Artificial Intelligence and Machine Learning

Build multi-class classification models with Amazon Redshift ML

By mullaned2002

June 10, 2021

570

Amazon Redshift ML simplifies the use of machine learning (ML) by using simple SQL statements to create and train ML models from data in Amazon Redshift. You can use Amazon Redshift ML to solve binary classification, multi-class classification, and regression problems and can use either AutoML or XGBoost directly.

This post is part of a series that describes the use of Amazon Redshift ML. For more information about building regression using Amazon Redshift ML, see Build regression models with Amazon Redshift ML.

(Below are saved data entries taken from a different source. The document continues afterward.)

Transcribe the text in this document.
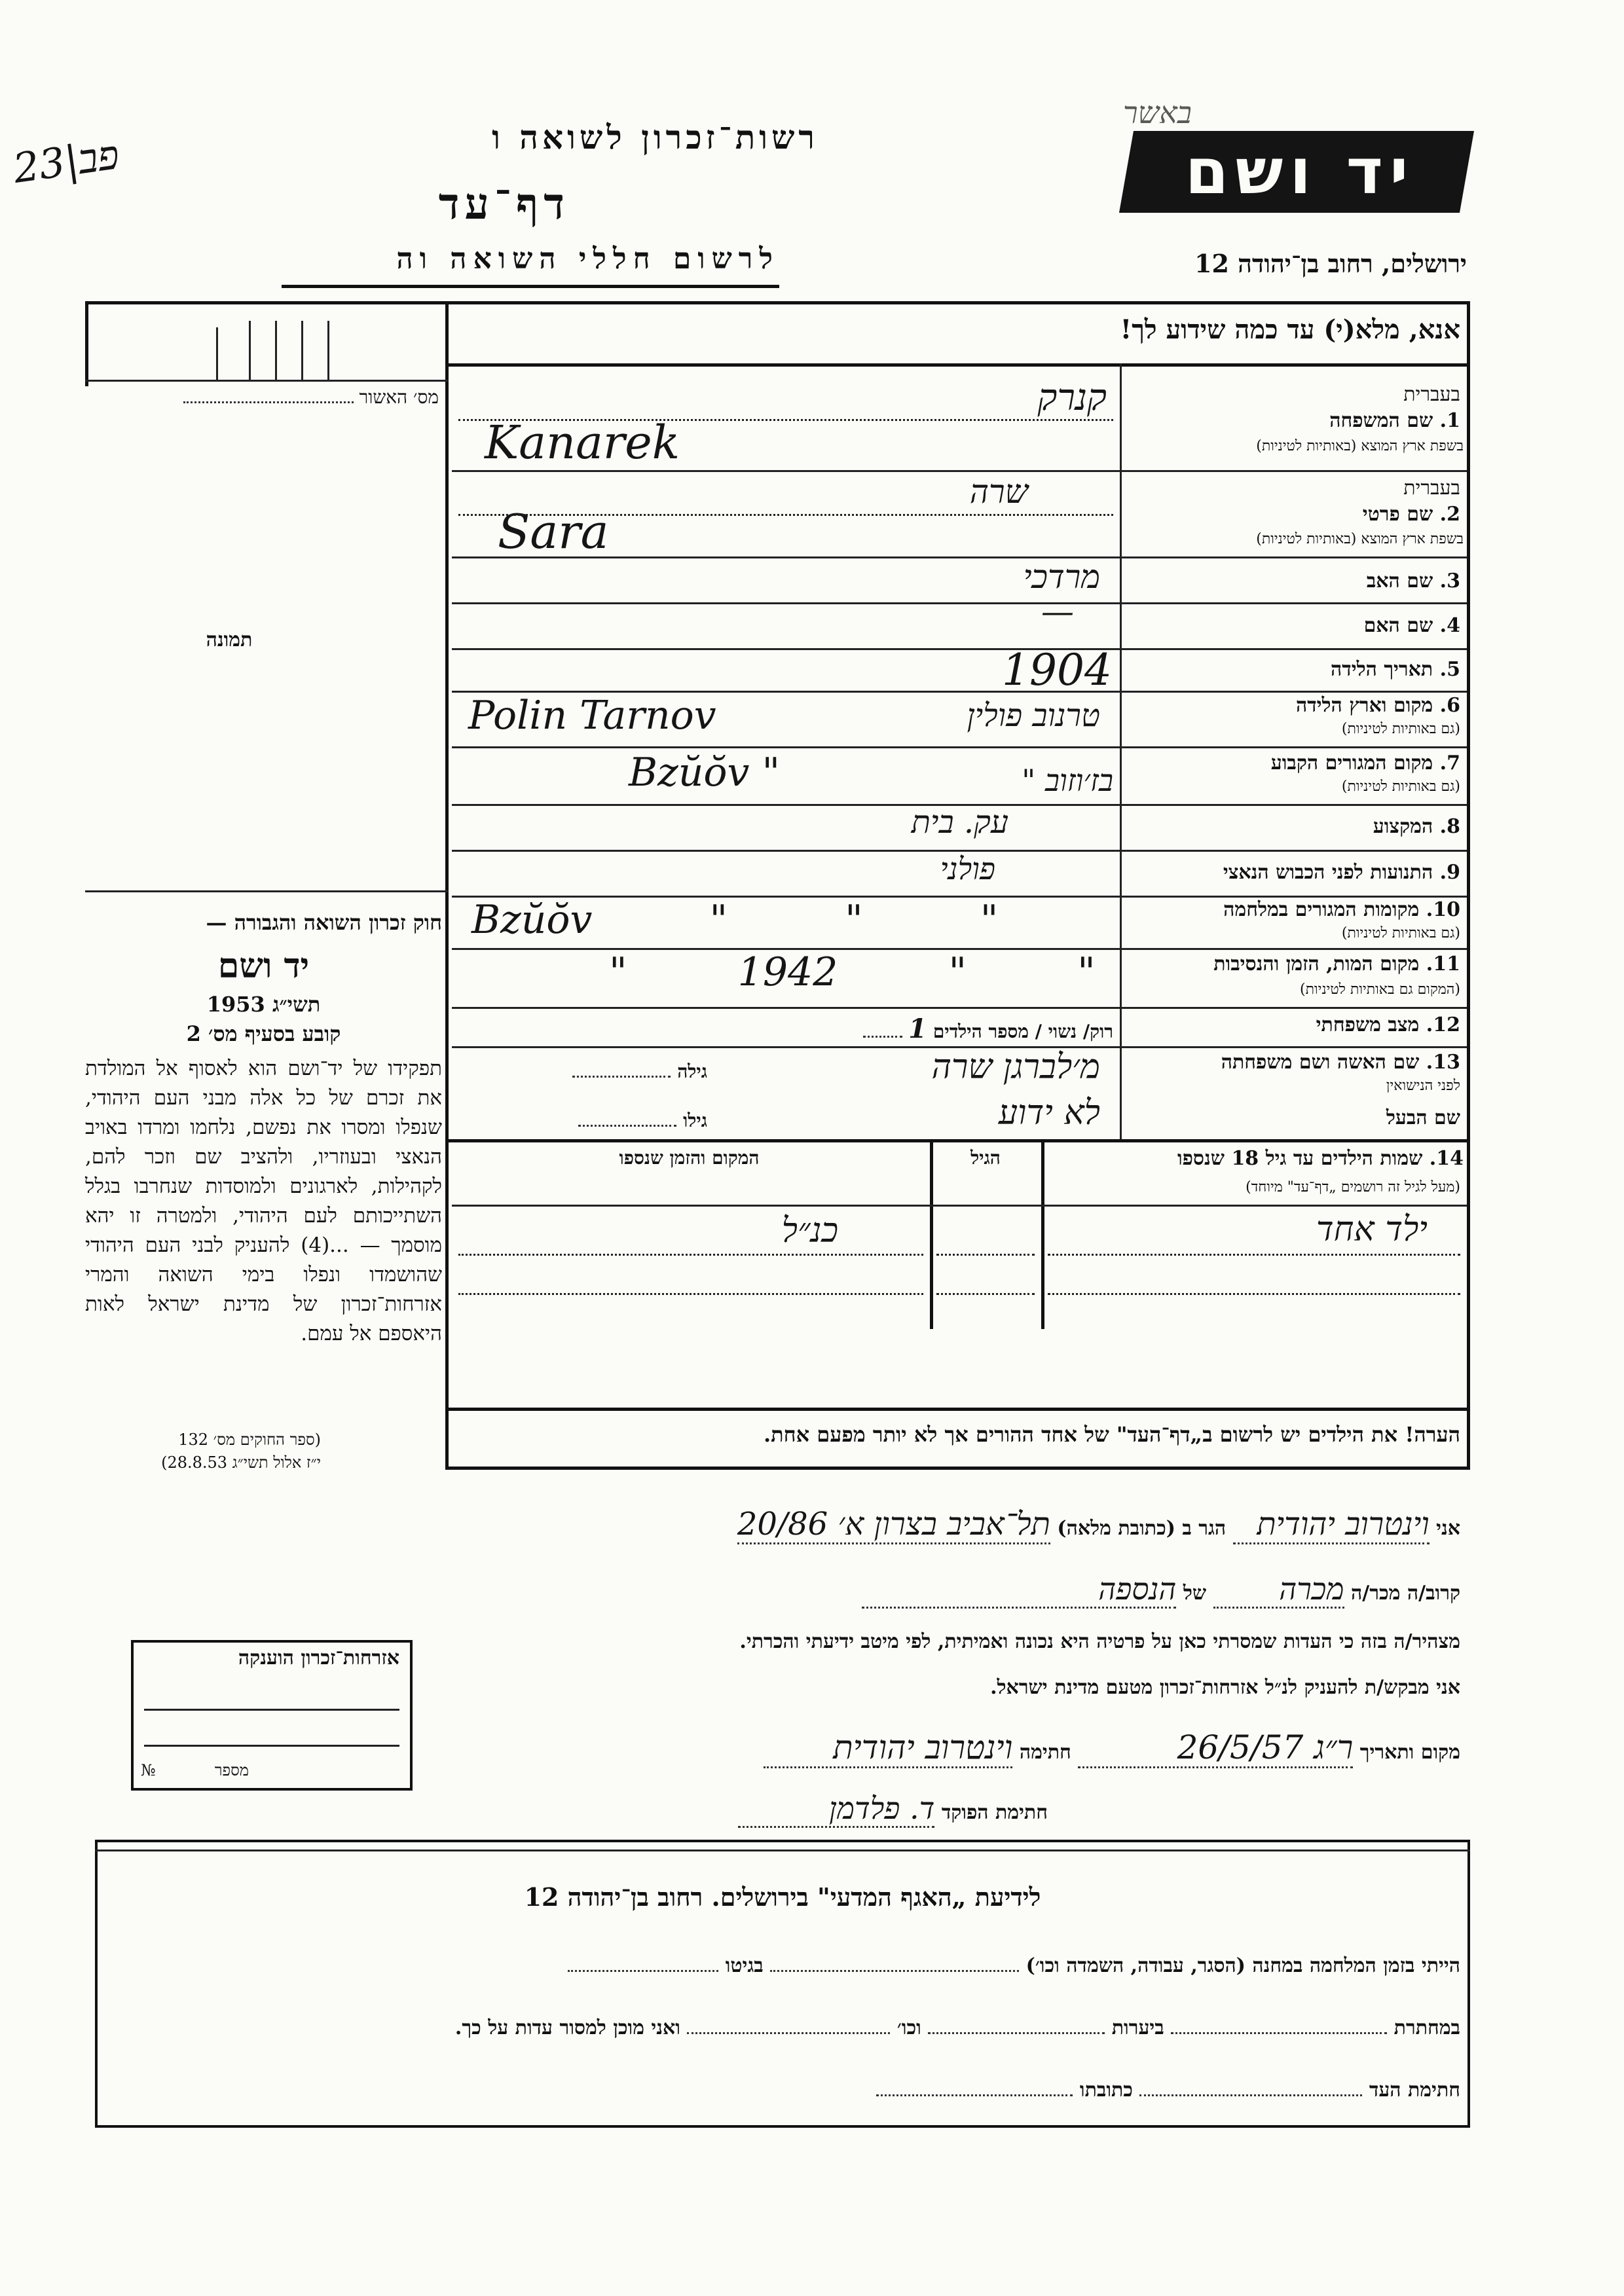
פב|23
באשר
רשות־זכרון לשואה ו
דף־עד
לרשום חללי השואה וה
יד ושם
ירושלים, רחוב בן־יהודה 12
אנא, מלא(י) עד כמה שידוע לך!
מס׳ האשור
תמונה
חוק זכרון השואה והגבורה —
יד ושם
תשי״ג 1953
קובע בסעיף מס׳ 2
תפקידו של יד־ושם הוא לאסוף אל המולדת את זכרם של כל אלה מבני העם היהודי, שנפלו ומסרו את נפשם, נלחמו ומרדו באויב הנאצי ובעוזריו, ולהציב שם וזכר להם, לקהילות, לארגונים ולמוסדות שנחרבו בגלל השתייכותם לעם היהודי, ולמטרה זו יהא מוסמך — ...(4) להעניק לבני העם היהודי שהושמדו ונפלו בימי השואה והמרי אזרחות־זכרון של מדינת ישראל לאות היאספם אל עמם.
(ספר החוקים מס׳ 132
י״ז אלול תשי״ג 28.8.53)
אזרחות־זכרון הוענקה
№	מספר
בעברית
1. שם המשפחה
בשפת ארץ המוצא (באותיות לטיניות)
קנרק
Kanarek
בעברית
2. שם פרטי
בשפת ארץ המוצא (באותיות לטיניות)
שרה
Sara
3. שם האב
מרדכי
4. שם האם
—
5. תאריך הלידה
1904
6. מקום וארץ הלידה
(גם באותיות לטיניות)
טרנוב פולין
Polin Tarnov
7. מקום המגורים הקבוע
(גם באותיות לטיניות)
בז׳וזוב "
Bzŭŏv "
8. המקצוע
עק. בית
9. התנועות לפני הכבוש הנאצי
פולני
10. מקומות המגורים במלחמה
(גם באותיות לטיניות)
Bzŭŏv " " "
11. מקום המות, הזמן והנסיבות
(המקום גם באותיות לטיניות)
" 1942 " "
12. מצב משפחתי
רוק/ נשוי / מספר הילדים 1
13. שם האשה ושם משפחתה
לפני הנישואין
מ׳לברגן שרה
גילה
שם הבעל
לא ידוע
גילו
14. שמות הילדים עד גיל 18 שנספו
(מעל לגיל זה רושמים „דף־עד" מיוחד)
הגיל
המקום והזמן שנספו
ילד אחד
כנ״ל
הערה! את הילדים יש לרשום ב„דף־העד" של אחד ההורים אך לא יותר מפעם אחת.
אני וינטרוב יהודית הגר ב (כתובת מלאה) תל־אביב בצרון א׳ 20/86
קרוב/ה מכר/ה מכרה של הנספה
מצהיר/ה בזה כי העדות שמסרתי כאן על פרטיה היא נכונה ואמיתית, לפי מיטב ידיעתי והכרתי.
אני מבקש/ת להעניק לנ״ל אזרחות־זכרון מטעם מדינת ישראל.
מקום ותאריך ר״ג 26/5/57 חתימה וינטרוב יהודית
חתימת הפוקד ד. פלדמן
לידיעת „האגף המדעי" בירושלים. רחוב בן־יהודה 12
הייתי בזמן המלחמה במחנה (הסגר, עבודה, השמדה וכו׳)  בגיטו
במחתרת  ביערות  וכו׳  ואני מוכן למסור עדות על כך.
חתימת העד  כתובתו
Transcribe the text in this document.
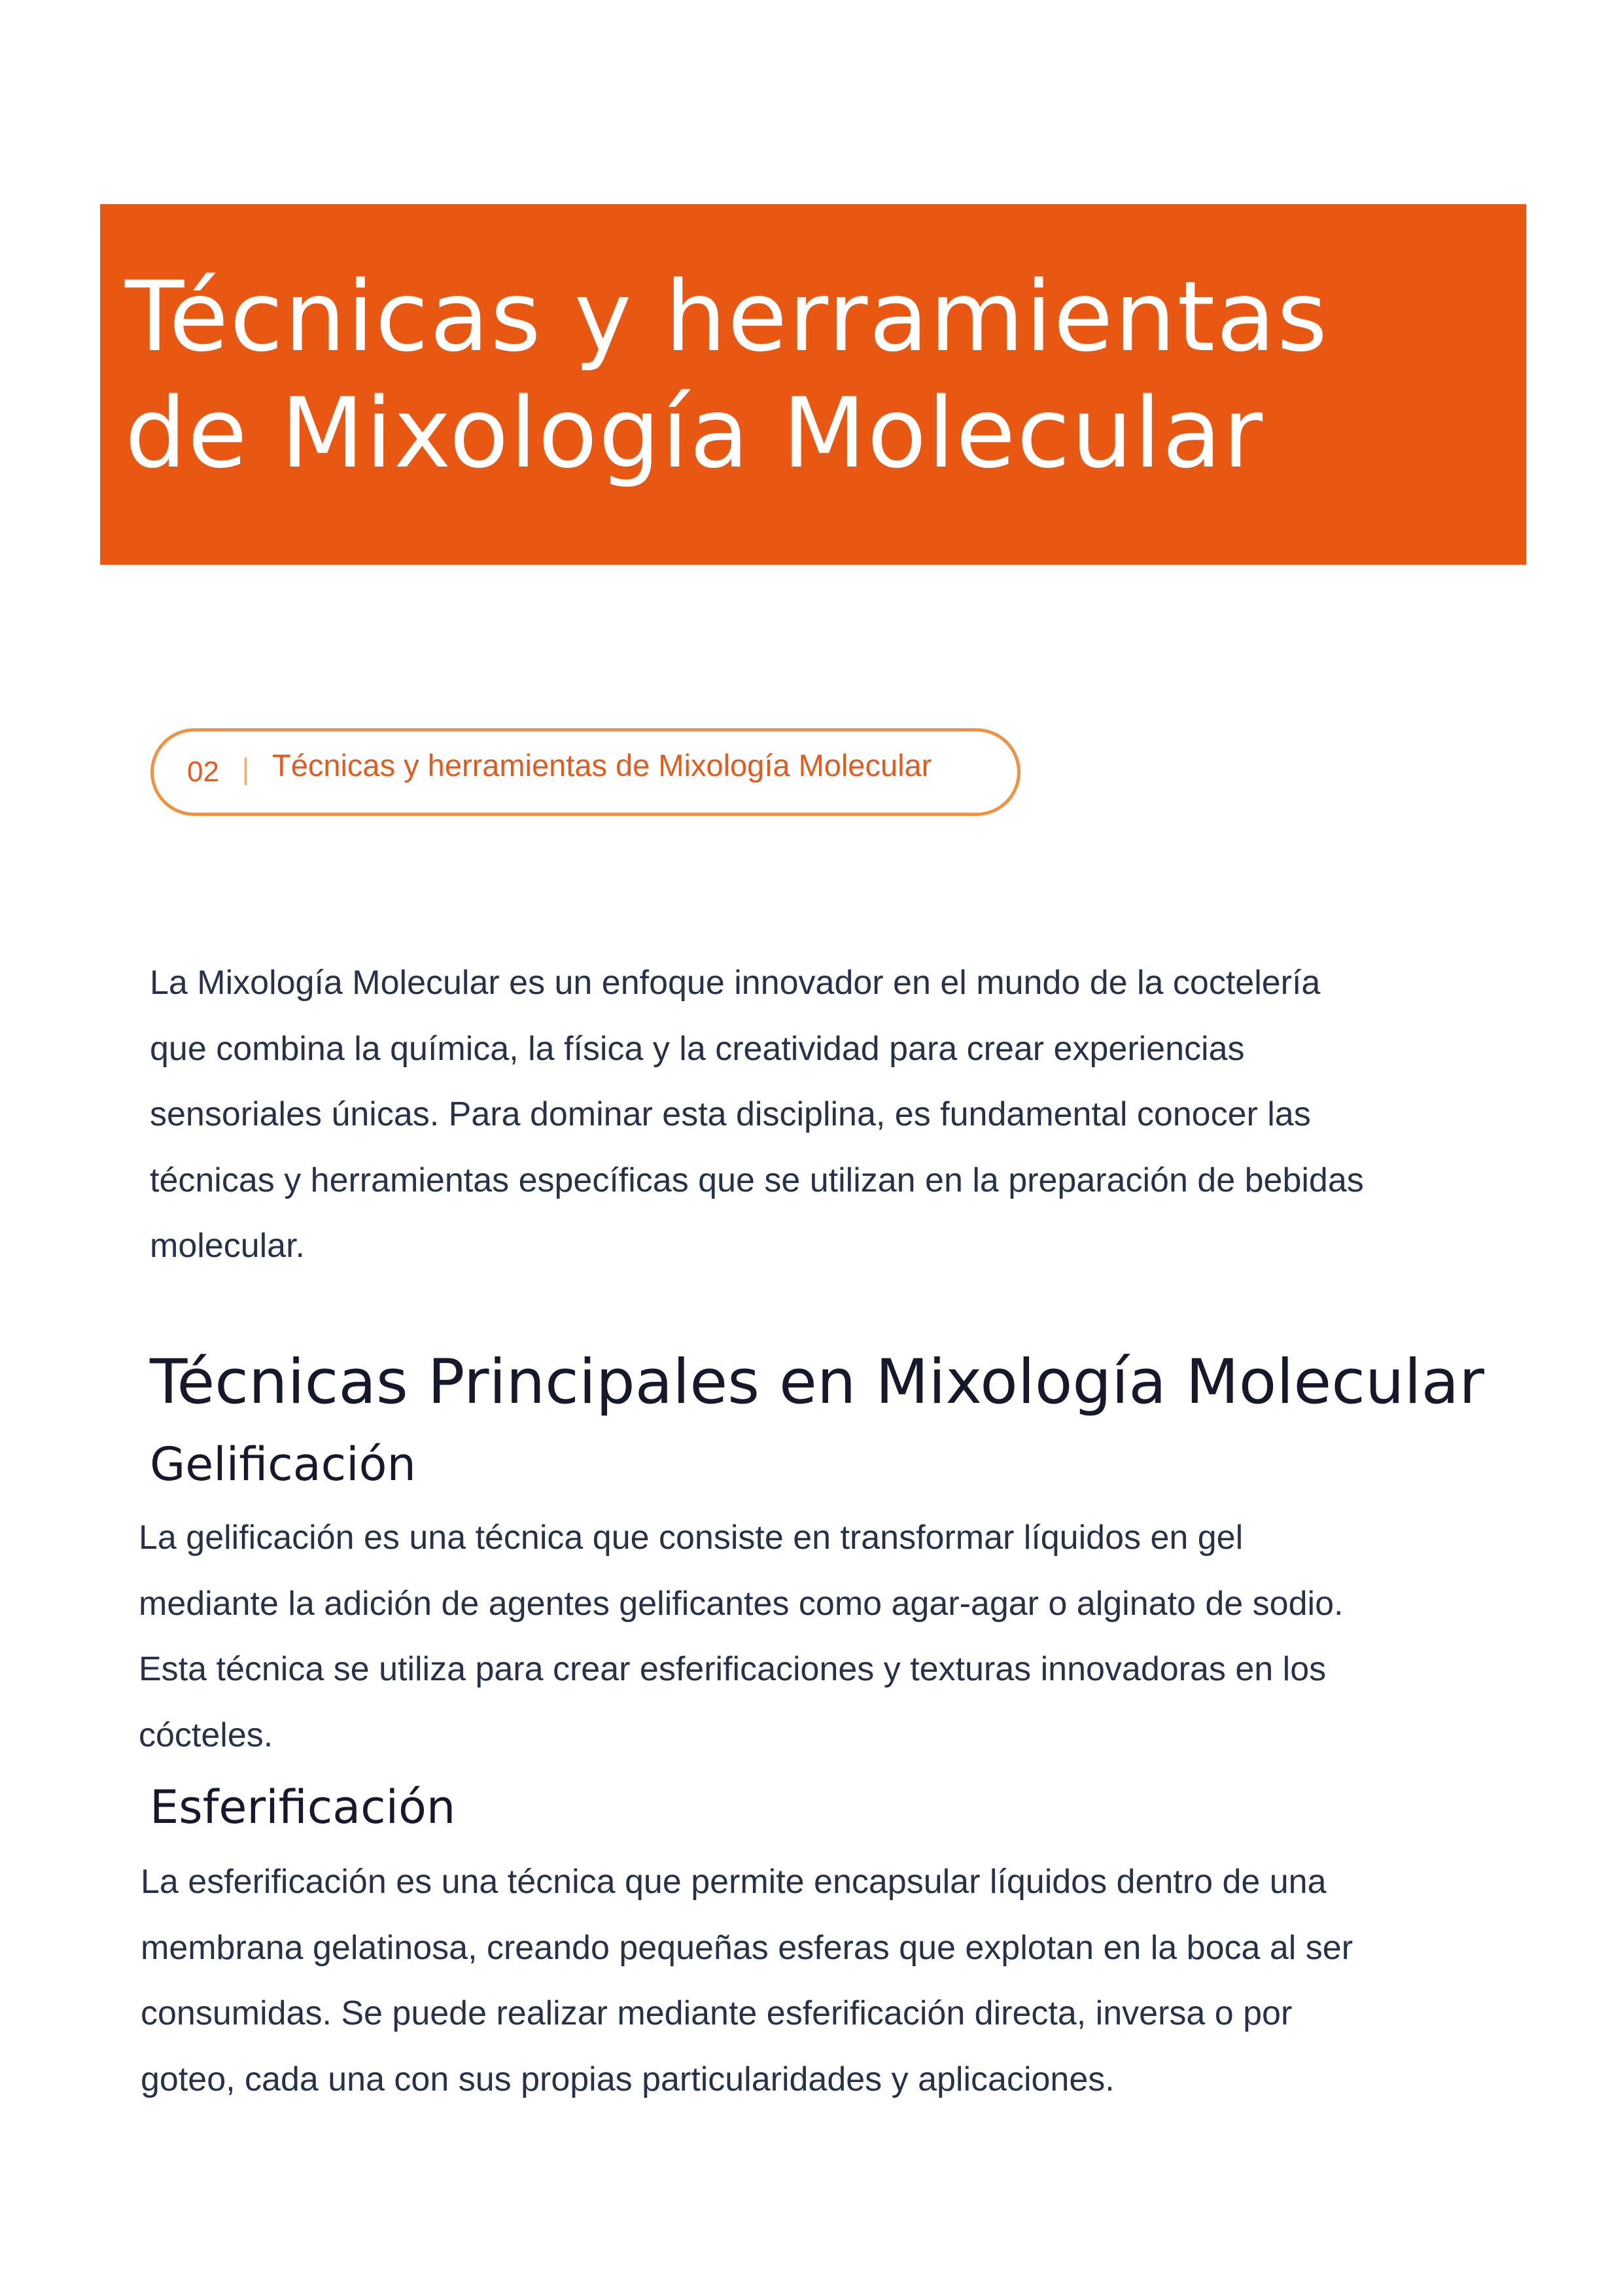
Técnicas y herramientas
de Mixología Molecular
02 Técnicas y herramientas de Mixología Molecular

La Mixología Molecular es un enfoque innovador en el mundo de la coctelería
que combina la química, la física y la creatividad para crear experiencias
sensoriales únicas. Para dominar esta disciplina, es fundamental conocer las
técnicas y herramientas específicas que se utilizan en la preparación de bebidas
molecular.

Técnicas Principales en Mixología Molecular
Gelificación

La gelificación es una técnica que consiste en transformar líquidos en gel
mediante la adición de agentes gelificantes como agar-agar o alginato de sodio.
Esta técnica se utiliza para crear esferificaciones y texturas innovadoras en los
cócteles.

Esferificación

La esferificación es una técnica que permite encapsular líquidos dentro de una
membrana gelatinosa, creando pequeñas esferas que explotan en la boca al ser
consumidas. Se puede realizar mediante esferificación directa, inversa o por
goteo, cada una con sus propias particularidades y aplicaciones.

You can use Amazon Redshift ML to automate data preparation, pre-processing, and selection of problem type as depicted in this blog post. We assume that you have a good understanding of your data and what problem type is most applicable for your use case. This post specifically focuses on creating models in Amazon Redshift using the multi-class classification problem type, which consists on classifying instances into one of three or more classes. For example, you can predict whether a transaction is fraudulent, failed or successful, whether a customer will remain active for 3 months, six months, nine months, 12 months, or whether a news is tagged as sports, world news, business.

Prerequisites

As a prerequisite for implementing this solution, you need to set up an Amazon Redshift cluster with ML enabled on it. For the preliminary steps to get started, see Create, train, and deploy machine learning models in Amazon Redshift using SQL with Amazon Redshift ML.

Use case

For our use case, we want to target our most active customers for a special customer loyalty program. We use Amazon Redshift ML and multi-class classification to predict how many months a customer will be active over a 13-month period. This translates into up to 13 possible classes, which makes this a better fit for multi-class classification. Customers with predicted activity of 7 months or greater are targeted for a special customer loyalty program.

Input raw data

To prepare the raw data for this model, we populated the table ecommerce_sales in Amazon Redshift using the public data set E-Commerce Sales Forecast, which includes sales data of an online UK retailer.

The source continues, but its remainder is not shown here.